Noch immer wenige Chefinnen Familienministerin droht mit Frauenquote

Berlin · Noch gibt es keine Pflicht für Firmen, ihre Vorstände ausgeglichen mit Männern und Frauen zu besetzen. Kommt bald ein Gesetz?

 In börsennotierten deutschen Großunternehmen gibt es kaum Chefinnen. Männer besetzen mehr als 90 Prozent der Spitzenposten.   

In börsennotierten deutschen Großunternehmen gibt es kaum Chefinnen. Männer besetzen mehr als 90 Prozent der Spitzenposten.  

Foto: dpa/Christian Charisius

Familienministerin Katarina Barley (SPD) macht der Wirtschaft Druck und hat eine gesetzlichen Frauenquote für Unternehmensvorstände angekündigt. „Ich gebe der Wirtschaft noch ein Jahr Zeit, die Sache selbst zu regeln. Wenn sich bis dahin nichts tut, werden wir gesetzlich eingreifen“, sagte Barley dem Redaktionsnetzwerk Deutschland. „Ich hätte kein Problem mit einer verpflichtenden Frauenquote auch für Unternehmensvorstände.“ Offen blieb aber, wie Barley die Drohung notfalls realisieren will. Es ist unklar, ob die SPD nach der Bundestagswahl an einer neuen Regierung beteiligt ist.

Nach Einführung einer gesetzlichen Frauenquote für die Privatwirtschaft ist der Frauenanteil in den Führungspositionen leicht gestiegen. Zu diesem Ergebnis kommt ein gemeinsamer Bericht von Familien- und Justizministerium, der gestern das Kabinett passiert hat. Danach stieg der Anteil der Frauen in den Aufsichtsräten der betroffenen Unternehmen von 25,0 im Jahr 2015 auf 27,3 Prozent in 2016. Aktuelle Zahlen aus dem laufenden Jahr legten die Ministerien nicht vor. In den Vorstandsetagen bestehe noch „deutlicher Verbesserungsbedarf“.

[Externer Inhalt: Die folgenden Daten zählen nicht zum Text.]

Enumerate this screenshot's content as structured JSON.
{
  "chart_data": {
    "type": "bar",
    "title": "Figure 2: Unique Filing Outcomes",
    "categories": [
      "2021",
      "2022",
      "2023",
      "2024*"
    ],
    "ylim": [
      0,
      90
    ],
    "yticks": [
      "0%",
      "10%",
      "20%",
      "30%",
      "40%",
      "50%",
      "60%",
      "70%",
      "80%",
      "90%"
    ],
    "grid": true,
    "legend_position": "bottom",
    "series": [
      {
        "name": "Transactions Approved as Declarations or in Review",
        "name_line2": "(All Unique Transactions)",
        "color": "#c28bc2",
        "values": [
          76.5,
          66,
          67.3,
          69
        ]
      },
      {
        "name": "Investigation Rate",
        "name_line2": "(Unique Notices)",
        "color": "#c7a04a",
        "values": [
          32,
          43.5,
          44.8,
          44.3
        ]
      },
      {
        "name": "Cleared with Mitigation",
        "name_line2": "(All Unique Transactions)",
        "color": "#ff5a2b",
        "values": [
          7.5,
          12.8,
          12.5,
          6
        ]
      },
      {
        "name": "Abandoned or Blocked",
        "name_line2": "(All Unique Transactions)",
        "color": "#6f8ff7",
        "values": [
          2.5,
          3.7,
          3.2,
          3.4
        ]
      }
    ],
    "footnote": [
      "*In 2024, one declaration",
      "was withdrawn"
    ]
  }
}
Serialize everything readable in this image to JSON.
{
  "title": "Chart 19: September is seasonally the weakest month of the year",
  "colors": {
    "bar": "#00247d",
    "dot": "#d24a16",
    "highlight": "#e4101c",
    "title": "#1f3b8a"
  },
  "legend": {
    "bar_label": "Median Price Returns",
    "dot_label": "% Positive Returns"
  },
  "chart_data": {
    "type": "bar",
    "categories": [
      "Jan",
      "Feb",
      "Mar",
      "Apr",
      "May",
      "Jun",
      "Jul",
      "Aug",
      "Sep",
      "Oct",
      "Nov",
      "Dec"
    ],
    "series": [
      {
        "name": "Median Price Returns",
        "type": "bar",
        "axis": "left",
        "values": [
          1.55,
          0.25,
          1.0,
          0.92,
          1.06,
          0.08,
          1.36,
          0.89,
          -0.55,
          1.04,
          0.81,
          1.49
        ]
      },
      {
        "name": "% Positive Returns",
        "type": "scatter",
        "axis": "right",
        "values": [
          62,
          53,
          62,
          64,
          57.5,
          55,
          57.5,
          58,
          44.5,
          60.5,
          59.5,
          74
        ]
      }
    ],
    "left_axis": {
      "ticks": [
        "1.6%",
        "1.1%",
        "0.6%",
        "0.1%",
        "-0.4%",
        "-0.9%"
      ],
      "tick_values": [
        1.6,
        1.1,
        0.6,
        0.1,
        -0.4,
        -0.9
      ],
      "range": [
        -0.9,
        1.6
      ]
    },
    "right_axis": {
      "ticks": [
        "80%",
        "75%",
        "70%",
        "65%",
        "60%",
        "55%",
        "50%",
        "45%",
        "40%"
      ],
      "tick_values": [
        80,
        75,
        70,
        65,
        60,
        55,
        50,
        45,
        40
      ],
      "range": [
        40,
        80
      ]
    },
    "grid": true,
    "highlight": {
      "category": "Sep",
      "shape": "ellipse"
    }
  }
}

Das lange umstrittene Gesetz war im Mai 2015 in Kraft getreten. Es verpflichtet rund 100 börsennotierte, mitbestimmungspflichtige Großunternehmen seit dem 1. Januar 2016 zu einer Frauenquote von 30 Prozent in den Aufsichtsräten. Wird bei einer Neubesetzung die Quote nicht eingehalten und für einen frei werdenden Posten keine Frau gefunden, sollen Stühle unbesetzt bleiben. Für die wichtigeren Vorstandsposten gibt es keine Quote. Der Frauenanteil in den Vorständen liegt dem Bericht der Ministerien zufolge bei gerade einmal 6,1 Prozent. Barley sagte dem Redaktionsnetzwerk: „Wir konnten jahrzehntelang beobachten, dass Selbstverpflichtungen nicht funktionieren.“ Eine Pflicht für Firmen, ihre Vorstände ausgeglichen zu besetzen, gibt es bislang nicht. „In den Vorständen ist fast gar nichts passiert“, kritisierte sie. „Gerade mal sechs Prozent der Vorstände sind weiblich. Das geht so nicht weiter.“ Der frauenpolitische Sprecher der CDU/CSU-Bundestagsfraktion, Marcus Weinberg, nannte Barleys Kritik verfrüht: „Viele Positionen waren in der Zwischenzeit noch gar nicht frei, um neu besetzt zu werden.“

Die stellvertretende SPD-Vorsitzende Manuela Schwesig kündigte an: „In der kommenden Legislaturperiode müssen wir die Frauenquote ausbauen und anschärfen. Unser Ziel ist, dass Führungsgremien zur Hälfte von Männern und zur Hälfte von Frauen besetzt sind.“

 Bundesfamilienministerin  Katarina Barley

Bundesfamilienministerin Katarina Barley

Foto: dpa/Wolfgang Kumm

Die Grünen nannten die bisher gültige Quote halbherzig. „Es ist bedauerlich, dass sich die Koalition nur auf eine Quote von 30 Prozent für Aufsichtsräte und nur für rund 100 Unternehmen einigen konnte. Wir wollen eine 40-Prozent-Quote für alle börsennotierten oder mitbestimmten Unternehmen. Das sind dann immerhin rund 3500“, sagte die frauenpolitische Sprecherin Ulle Schauws.